Improving your methodology
Medium is a great place to discover articles. There is a lot of content around shipping software and product management. Mostly really opinionated stuff. I searched for “scrum” and it returned “Ditching Scrum for Kanban”, “Why SCRUM Backlogs lead to bad Product Decisions”, “Scrum does not work here in Asia” and “Scrum: The Best Micromanagement Tool Around”. I assume these titles were chosen to attract readers and hopefully (I didn’t read all of those pieces) the content is a bit more nuanced than their titles.
In fact: everyone has their own approach. No one holds the keys. There is no silver bullet. This means that at no single company, people are 100% happy about the way stuff is done. You are probably spending lots of time thinking about things that didn't go as planned to try and fix them. If you’re drowning and something that looks like a solid piece of wood floats by, you’re going to grab it. Only to find out it is a short term solution and there is no such thing as the perfect approach.

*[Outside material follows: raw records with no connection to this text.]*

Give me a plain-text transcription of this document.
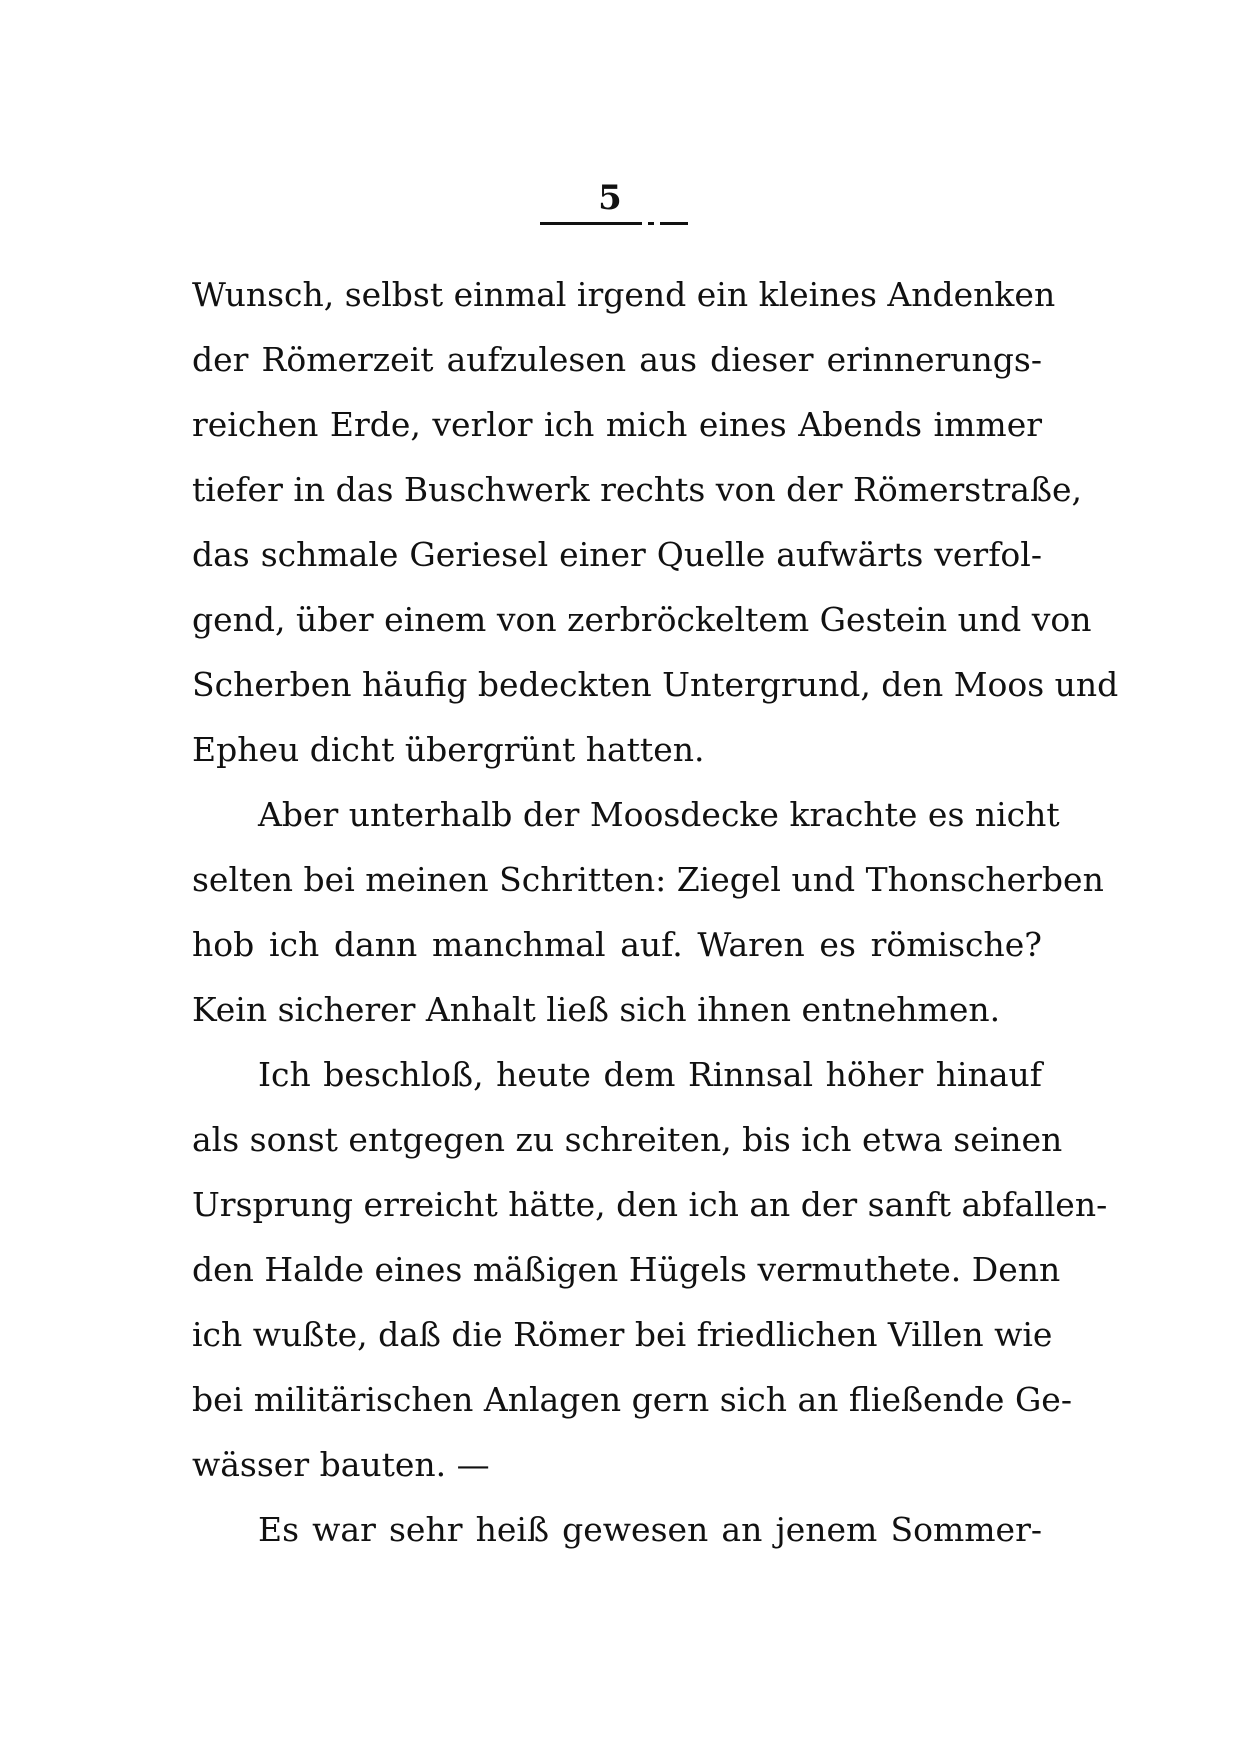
5
Wunsch, selbst einmal irgend ein kleines Andenken
der Römerzeit aufzulesen aus dieser erinnerungs-
reichen Erde, verlor ich mich eines Abends immer
tiefer in das Buschwerk rechts von der Römerstraße,
das schmale Geriesel einer Quelle aufwärts verfol-
gend, über einem von zerbröckeltem Gestein und von
Scherben häufig bedeckten Untergrund, den Moos und
Epheu dicht übergrünt hatten.
Aber unterhalb der Moosdecke krachte es nicht
selten bei meinen Schritten: Ziegel und Thonscherben
hob ich dann manchmal auf. Waren es römische?
Kein sicherer Anhalt ließ sich ihnen entnehmen.
Ich beschloß, heute dem Rinnsal höher hinauf
als sonst entgegen zu schreiten, bis ich etwa seinen
Ursprung erreicht hätte, den ich an der sanft abfallen-
den Halde eines mäßigen Hügels vermuthete. Denn
ich wußte, daß die Römer bei friedlichen Villen wie
bei militärischen Anlagen gern sich an fließende Ge-
wässer bauten. —
Es war sehr heiß gewesen an jenem Sommer-
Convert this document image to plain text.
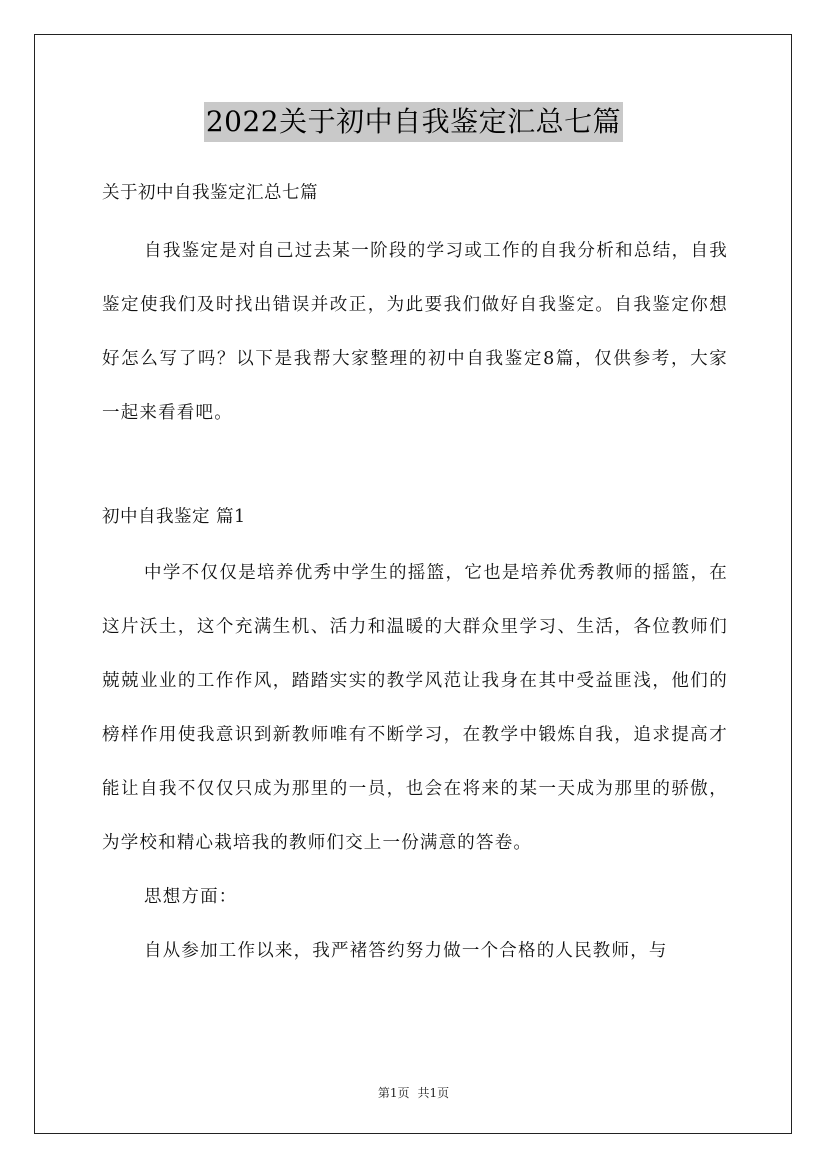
2022关于初中自我鉴定汇总七篇

关于初中自我鉴定汇总七篇

自我鉴定是对自己过去某一阶段的学习或工作的自我分析和总结，自我鉴定使我们及时找出错误并改正，为此要我们做好自我鉴定。自我鉴定你想好怎么写了吗？以下是我帮大家整理的初中自我鉴定8篇，仅供参考，大家一起来看看吧。

初中自我鉴定 篇1

中学不仅仅是培养优秀中学生的摇篮，它也是培养优秀教师的摇篮，在这片沃土，这个充满生机、活力和温暖的大群众里学习、生活，各位教师们兢兢业业的工作作风，踏踏实实的教学风范让我身在其中受益匪浅，他们的榜样作用使我意识到新教师唯有不断学习，在教学中锻炼自我，追求提高才能让自我不仅仅只成为那里的一员，也会在将来的某一天成为那里的骄傲，为学校和精心栽培我的教师们交上一份满意的答卷。

思想方面：

自从参加工作以来，我严褚答约努力做一个合格的人民教师，与

第1页 共1页
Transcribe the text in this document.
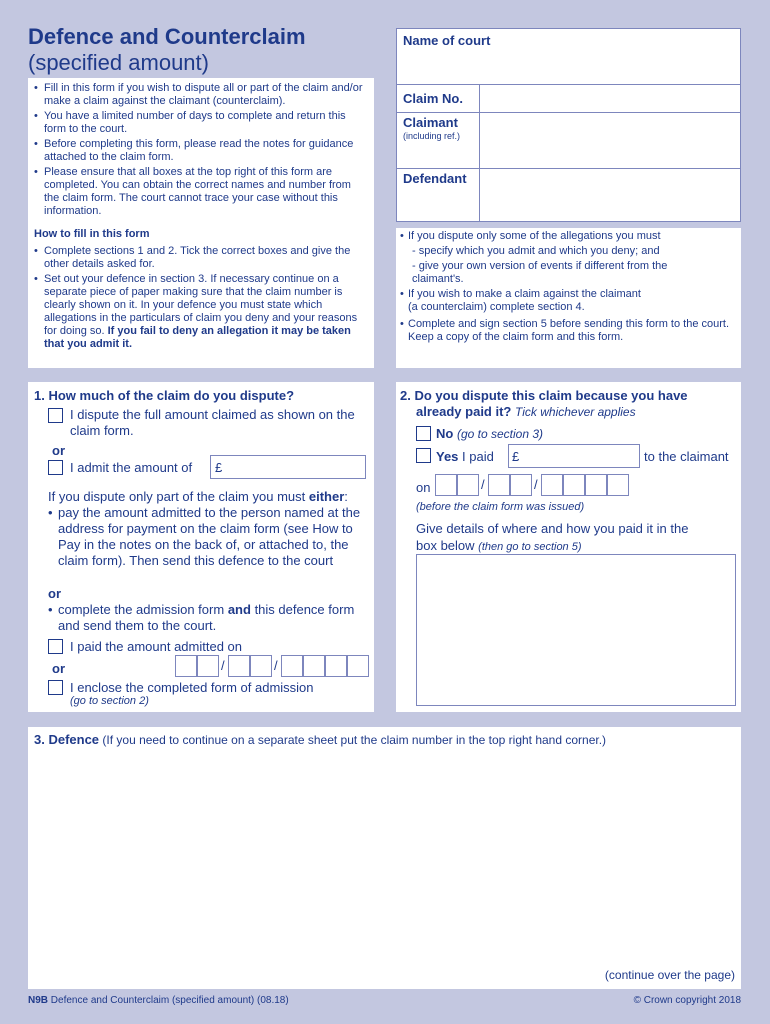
Defence and Counterclaim
(specified amount)
• Fill in this form if you wish to dispute all or part of the claim and/or make a claim against the claimant (counterclaim).
• You have a limited number of days to complete and return this form to the court.
• Before completing this form, please read the notes for guidance attached to the claim form.
• Please ensure that all boxes at the top right of this form are completed. You can obtain the correct names and number from the claim form. The court cannot trace your case without this information.
How to fill in this form
• Complete sections 1 and 2. Tick the correct boxes and give the other details asked for.
• Set out your defence in section 3. If necessary continue on a separate piece of paper making sure that the claim number is clearly shown on it. In your defence you must state which allegations in the particulars of claim you deny and your reasons for doing so. If you fail to deny an allegation it may be taken that you admit it.
Name of court
Claim No.
Claimant
(including ref.)
Defendant
• If you dispute only some of the allegations you must
- specify which you admit and which you deny; and
- give your own version of events if different from the claimant's.
• If you wish to make a claim against the claimant
(a counterclaim) complete section 4.
• Complete and sign section 5 before sending this form to the court. Keep a copy of the claim form and this form.
1. How much of the claim do you dispute?
I dispute the full amount claimed as shown on the claim form.
or
I admit the amount of £
If you dispute only part of the claim you must either:
• pay the amount admitted to the person named at the address for payment on the claim form (see How to Pay in the notes on the back of, or attached to, the claim form). Then send this defence to the court
or
• complete the admission form and this defence form and send them to the court.
I paid the amount admitted on
or	/	/
I enclose the completed form of admission
(go to section 2)
2. Do you dispute this claim because you have
already paid it? Tick whichever applies
No (go to section 3)
Yes I paid £	to the claimant
on	/	/
(before the claim form was issued)
Give details of where and how you paid it in the
box below (then go to section 5)
3. Defence (If you need to continue on a separate sheet put the claim number in the top right hand corner.)
(continue over the page)
N9B Defence and Counterclaim (specified amount) (08.18)	© Crown copyright 2018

One of the backbones of scrum and agile is “inspect and adapt”. Those two belong together. Just trying solutions based on a couple of blogposts is adapting without really understanding why things are happening.
I don’t have a solution that will work. There is no universal solution. Just as you are crafting a product, your team needs a custom, well thought trough and designed methodology. It needs a leader that will hold the way work is done to a high standard. It needs a leader who is constantly making changes, based on careful inspections and observations.
Questions can trigger thinking. They help you to re-evaluate things. Take the time to inspect, instead of just throwing solutions at your team. Here are some that could help you in this process:
- Can you draw the complete process for shipping a product or feature, with all stakeholders?
- How would you evaluate your rate of execution?
- What things can be improved in the preparation of work?
- How are goals set in advance? Who is involved in this process?
- What kind of meetings are needed to get work properly prepared?
- What percentage of your estimations is correct? Do you measure?
- What kind of information does the team need to know to get started?
- What are the frequently asked questions by the team while working on new features?
- What is the level of quality?
- How many times do you have to review a feature before it can hit production?
- Who is involved in what stage of a feature?
- Which part of building a feature takes the longest to complete (planning, design, building, test, deployment)?
- What are things that are disturbing the team(s) while they are working on new features?
- How are the teams formed, does each team has the resources they need in order to go at 200%?